Flipping to the next story, with the aftermath of the first still strong in the reader’s mind, we are further sucked into Sangofadeji’s world of emotions and gripping storytelling abilities.

Feminism is a very touchy subject in today’s world, yet the author – the founder of Fight Against Rape, an NGO caring for women and their rights – jumps right out of the gate and delves straight into the topic unapologetically. In Her Eyes Tell Our Stories, she adequately drives home her message of protecting the autonomy of women. She doesn’t do this with boring dialogues as is common with creative writings that attempt to dissect feminism; instead she delivers a collection of sub-stories that shows, rather than tells, why gender equality should be fought for by all and sundry.

Whether it is through Abimbola’s damaged quest to be the perfect wife, Asminah’s unfair teenage marriage struggles, Ademidun’s battle with the memories of her rapists, Amaka’s tussle with her husband’s greedy relatives, Afolashade’s experience of domestic abuse, Anita’s assault by a sexual predator she calls uncle or Amanda’s journey of a new world, we are taken on a journey of experiencing the excruciating lives of these women through the pages of Her Eyes Tell Our Stories. By the last page of the story, the reader feels a seething anger and deep longing for change.

The Mistress, the third emotional rollercoaster of the collection, thankfully explores an integral issue in our culture. We see the world of ‘the other woman’ through the eyes of the very person society is inclined to throw stones at. Toun, the lead character, wears her heart on her sleeve with an enthusiasm that even the most unromantic realist will find hard to fault. Her relationship with Dioso tells a relevant tale and the author’s passion for themes such as love, and heartbreak continues to shine forth.

Yosola and Deolu in No Extras paddle us into an ocean of self-searching questions, re-education and enlightenment. The reader almost drowns, enveloped in their journey, feeling the weight of their pain yet unable to run out. We swim together with this couple as they dance through infertility and the challenges it places on the love and loyalty between them. We are pulled further into their breaking point, discovering how fickle perspective is, and by the time we leave the waters of this story, we finally know the answer to the opposite of ‘sad’.

In the final story, the author delivers a great finish to an already exhilarating experience. In the concluding story, “In Life and Death”, we read an epistolary that takes us into a very uncomfortable space. We wear the shoes of people we would typically judge and we root for each character as an individual piece in a chessboard of agony that has now become their life.

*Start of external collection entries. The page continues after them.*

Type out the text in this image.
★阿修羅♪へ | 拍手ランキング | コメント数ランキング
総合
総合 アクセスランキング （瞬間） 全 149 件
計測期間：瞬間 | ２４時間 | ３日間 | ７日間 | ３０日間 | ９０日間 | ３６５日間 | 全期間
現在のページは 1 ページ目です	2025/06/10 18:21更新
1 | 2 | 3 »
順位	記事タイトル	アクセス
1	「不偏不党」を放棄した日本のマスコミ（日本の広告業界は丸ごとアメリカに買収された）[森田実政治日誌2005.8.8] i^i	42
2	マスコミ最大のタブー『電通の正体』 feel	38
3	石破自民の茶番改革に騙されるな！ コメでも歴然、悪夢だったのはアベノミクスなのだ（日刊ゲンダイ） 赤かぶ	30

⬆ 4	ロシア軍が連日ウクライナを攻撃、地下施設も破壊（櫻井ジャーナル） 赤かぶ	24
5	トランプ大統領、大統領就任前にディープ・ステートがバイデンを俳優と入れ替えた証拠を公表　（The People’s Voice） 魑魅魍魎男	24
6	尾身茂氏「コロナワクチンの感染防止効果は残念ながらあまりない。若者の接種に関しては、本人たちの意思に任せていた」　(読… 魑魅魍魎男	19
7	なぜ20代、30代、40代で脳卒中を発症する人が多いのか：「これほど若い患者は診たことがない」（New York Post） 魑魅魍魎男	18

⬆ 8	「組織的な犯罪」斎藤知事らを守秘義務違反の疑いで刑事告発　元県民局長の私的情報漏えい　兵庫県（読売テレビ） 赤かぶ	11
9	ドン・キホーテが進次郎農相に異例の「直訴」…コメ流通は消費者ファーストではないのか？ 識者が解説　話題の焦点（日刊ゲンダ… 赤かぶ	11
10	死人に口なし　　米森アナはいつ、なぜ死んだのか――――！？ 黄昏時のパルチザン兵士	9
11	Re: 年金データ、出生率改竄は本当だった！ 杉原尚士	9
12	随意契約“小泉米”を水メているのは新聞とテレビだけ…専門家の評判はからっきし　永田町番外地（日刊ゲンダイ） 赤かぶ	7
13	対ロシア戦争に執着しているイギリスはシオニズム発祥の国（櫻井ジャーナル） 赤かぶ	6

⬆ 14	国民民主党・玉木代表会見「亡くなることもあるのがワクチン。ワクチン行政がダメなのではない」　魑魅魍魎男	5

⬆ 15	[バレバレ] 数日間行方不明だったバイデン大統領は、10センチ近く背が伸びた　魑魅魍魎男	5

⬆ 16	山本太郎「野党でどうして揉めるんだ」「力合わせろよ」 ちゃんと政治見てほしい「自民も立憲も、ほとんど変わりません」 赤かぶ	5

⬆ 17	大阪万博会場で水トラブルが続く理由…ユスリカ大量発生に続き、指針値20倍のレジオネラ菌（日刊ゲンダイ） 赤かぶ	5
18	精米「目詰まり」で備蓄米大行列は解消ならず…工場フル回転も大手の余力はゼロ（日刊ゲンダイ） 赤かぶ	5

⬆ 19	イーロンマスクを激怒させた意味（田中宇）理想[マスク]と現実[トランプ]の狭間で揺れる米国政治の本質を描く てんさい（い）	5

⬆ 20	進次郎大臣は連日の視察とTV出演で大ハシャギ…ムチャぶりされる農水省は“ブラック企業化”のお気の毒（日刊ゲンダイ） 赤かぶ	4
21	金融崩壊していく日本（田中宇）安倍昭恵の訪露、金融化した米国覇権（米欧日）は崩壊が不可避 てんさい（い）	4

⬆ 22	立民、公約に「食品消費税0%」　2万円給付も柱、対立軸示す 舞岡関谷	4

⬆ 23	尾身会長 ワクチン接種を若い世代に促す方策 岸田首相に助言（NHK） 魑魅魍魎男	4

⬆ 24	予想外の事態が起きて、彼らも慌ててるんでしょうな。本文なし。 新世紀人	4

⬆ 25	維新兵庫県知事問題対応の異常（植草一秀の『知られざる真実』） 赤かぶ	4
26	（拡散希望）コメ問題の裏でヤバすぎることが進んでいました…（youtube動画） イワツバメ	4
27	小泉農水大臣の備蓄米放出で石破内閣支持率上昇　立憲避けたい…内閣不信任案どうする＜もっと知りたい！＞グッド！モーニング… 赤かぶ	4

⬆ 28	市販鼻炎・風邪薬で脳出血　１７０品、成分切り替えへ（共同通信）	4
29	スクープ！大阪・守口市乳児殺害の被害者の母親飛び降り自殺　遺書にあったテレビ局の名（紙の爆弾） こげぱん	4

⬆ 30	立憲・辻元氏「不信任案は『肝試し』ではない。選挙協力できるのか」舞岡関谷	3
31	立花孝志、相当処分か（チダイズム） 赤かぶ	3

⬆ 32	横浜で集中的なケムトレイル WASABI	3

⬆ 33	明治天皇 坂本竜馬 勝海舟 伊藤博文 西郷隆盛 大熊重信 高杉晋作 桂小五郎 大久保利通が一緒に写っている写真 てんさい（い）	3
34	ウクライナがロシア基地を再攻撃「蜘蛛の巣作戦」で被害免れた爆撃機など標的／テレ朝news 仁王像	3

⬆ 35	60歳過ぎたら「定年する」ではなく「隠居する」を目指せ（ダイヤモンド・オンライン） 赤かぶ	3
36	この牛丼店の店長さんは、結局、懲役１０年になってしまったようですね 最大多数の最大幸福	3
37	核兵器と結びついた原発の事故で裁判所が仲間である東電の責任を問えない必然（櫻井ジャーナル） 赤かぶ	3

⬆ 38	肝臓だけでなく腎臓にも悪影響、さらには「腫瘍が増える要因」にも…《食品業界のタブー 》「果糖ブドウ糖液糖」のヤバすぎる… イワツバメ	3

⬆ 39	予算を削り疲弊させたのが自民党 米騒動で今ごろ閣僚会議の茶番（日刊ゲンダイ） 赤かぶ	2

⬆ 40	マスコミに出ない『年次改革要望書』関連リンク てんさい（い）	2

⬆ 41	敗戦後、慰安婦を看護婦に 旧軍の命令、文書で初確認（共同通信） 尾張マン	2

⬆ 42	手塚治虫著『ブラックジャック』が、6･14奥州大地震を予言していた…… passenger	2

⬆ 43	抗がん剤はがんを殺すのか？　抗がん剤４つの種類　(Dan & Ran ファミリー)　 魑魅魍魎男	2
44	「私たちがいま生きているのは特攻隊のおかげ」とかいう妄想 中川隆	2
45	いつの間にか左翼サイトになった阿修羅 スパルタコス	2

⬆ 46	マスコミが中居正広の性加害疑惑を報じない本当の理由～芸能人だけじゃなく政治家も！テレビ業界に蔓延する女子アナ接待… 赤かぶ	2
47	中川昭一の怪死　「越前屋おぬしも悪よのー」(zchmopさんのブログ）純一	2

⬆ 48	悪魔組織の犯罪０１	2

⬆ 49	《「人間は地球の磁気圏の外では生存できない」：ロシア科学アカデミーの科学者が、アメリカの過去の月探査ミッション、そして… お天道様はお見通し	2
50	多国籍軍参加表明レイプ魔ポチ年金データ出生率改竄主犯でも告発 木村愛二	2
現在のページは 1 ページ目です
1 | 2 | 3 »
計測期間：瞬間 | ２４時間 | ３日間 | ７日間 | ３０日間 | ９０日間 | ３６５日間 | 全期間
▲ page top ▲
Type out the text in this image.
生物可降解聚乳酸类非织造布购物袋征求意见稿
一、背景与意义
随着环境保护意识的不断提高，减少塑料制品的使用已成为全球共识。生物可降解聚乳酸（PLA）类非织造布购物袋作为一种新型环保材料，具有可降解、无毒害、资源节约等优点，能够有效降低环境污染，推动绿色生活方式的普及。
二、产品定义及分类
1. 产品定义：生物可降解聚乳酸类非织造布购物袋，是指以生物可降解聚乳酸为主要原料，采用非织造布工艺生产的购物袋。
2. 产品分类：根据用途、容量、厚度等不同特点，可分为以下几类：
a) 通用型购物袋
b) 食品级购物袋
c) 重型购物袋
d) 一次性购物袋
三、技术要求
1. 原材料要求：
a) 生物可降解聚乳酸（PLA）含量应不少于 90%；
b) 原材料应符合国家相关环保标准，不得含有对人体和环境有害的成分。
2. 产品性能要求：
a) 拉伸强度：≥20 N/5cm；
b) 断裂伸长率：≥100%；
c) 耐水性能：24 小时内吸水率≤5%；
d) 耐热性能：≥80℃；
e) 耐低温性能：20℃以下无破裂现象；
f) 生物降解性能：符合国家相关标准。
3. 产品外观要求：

In all, Her Eyes Tell Our Stories is a collection of short stories that will remain etched on the walls of your heart for a long time. Each story grabs you abruptly and never leaves you. It is a bold debut. I love that Sangofadeji explores typically uncharted waters and delivers her message in such a unique fashion that forces the reader to see life differently. Each topic is relevant, and each story is valid. She pens down decades of pain, of oppression, of judgment and molds it into stories that we can see ourselves in. Perhaps, that can be considered a great achievement by a debutant.